In characteristic fashion, Dylan — fully active at
80, with a tour on the road and a new book coming out in the fall — has
stubbornly avoided engaging with attempts to examine his own work, and had no
involvement in the center that bears his name, aside from contributing one of
his ironwork gates for the entryway. (His business office in
New York, however,
has been closely involved.) When he performed in Tulsa last month, at a theater
just a few blocks away, the Nobel laureate made no acknowledgment of the institution
in his honor about to open just down the street.
The challenge for
the Dylan Center is to make the archive understandable to lay audiences while
also drawing on its depths to please the fussiest Dylan experts — the types who
may be well-versed on minutiae like the murky provenance of the red spiral
notebook Dylan used for “Blood on the Tracks,” which is at the Morgan Library
& Museum in New York.
One step was to not
call the new facility a museum at all, but rather a “center” that would
encourage debate and welcome multiple perspectives.
A bag of fan mail directed to Bob Dylan in 1966, on display at the Bob Dylan Center in Tulsa, Oklahoma., April 30, 2022.
“I’m more
interested in this as a living archive than as a museum,” said Alan Maskin of
Olson Kundig, the architecture and design firm behind the Dylan Center. “Museum
implies a voice that everyone accepts as truth.”
Some items, like a
duffel bag of fan mail from 1966, deliver an immediate emotional impact. In
letters from the beginning of the year, fans plead for photos and autographs as
if Dylan were any pop idol. Get-well cards poured in after his motorcycle accident
that July. A November letter from a soldier in Vietnam describes a young man
hearing “Blowin’ in the Wind” on the radio while mourning three fallen friends
in a “blood drenched country”.
Yet Dylan never
read this correspondence. According to Mark A. Davidson, the curator of the
Dylan Archive, the bag had apparently sat untouched for years, and when
archivists received it, none of the mail had been opened.
The center, and the
archive, are already evolving. Exhibits like the jukebox will rotate among
guest curators.

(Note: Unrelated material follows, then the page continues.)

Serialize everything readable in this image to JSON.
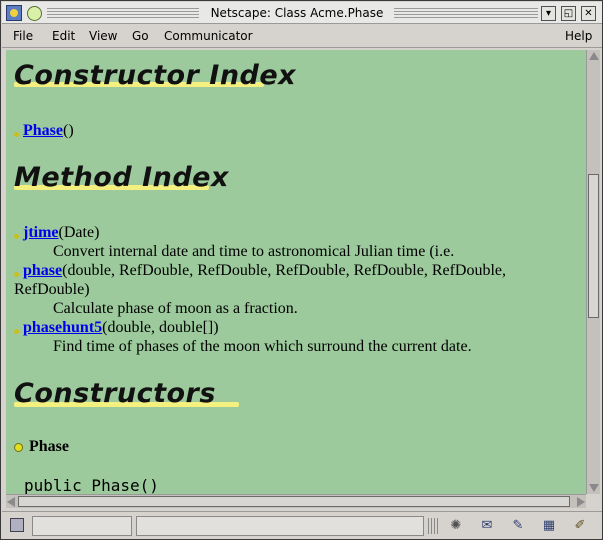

And the Dylan Archive has been steadily expanding. In 2016, it
purchased the original tambourine of Bruce Langhorne, who inspired Dylan’s song
“Mr. Tambourine Man”. More recently it has acquired extensive collections from
Mitch Blank in New York and Bill Pagel, who owns two of Dylan’s childhood homes
in Minnesota, as well as books and LPs from Harry Smith, the filmmaker and
polymath known for compiling the seminal “Anthology of American Folk Music”
(1952).
But market values
for
music archives have soared, in part as a result of Dylan’s own deal.
Davidson said that many well-known musicians have offered to sell their
collections, saying: “We want Bob Dylan money.” Jenkins, the center’s director,
said that while the Kaiser foundation covered about half of its $10 million
opening cost — the rest was raised from donors — the institution will seek to
establish enough revenue sources to become financially “self-sustaining”.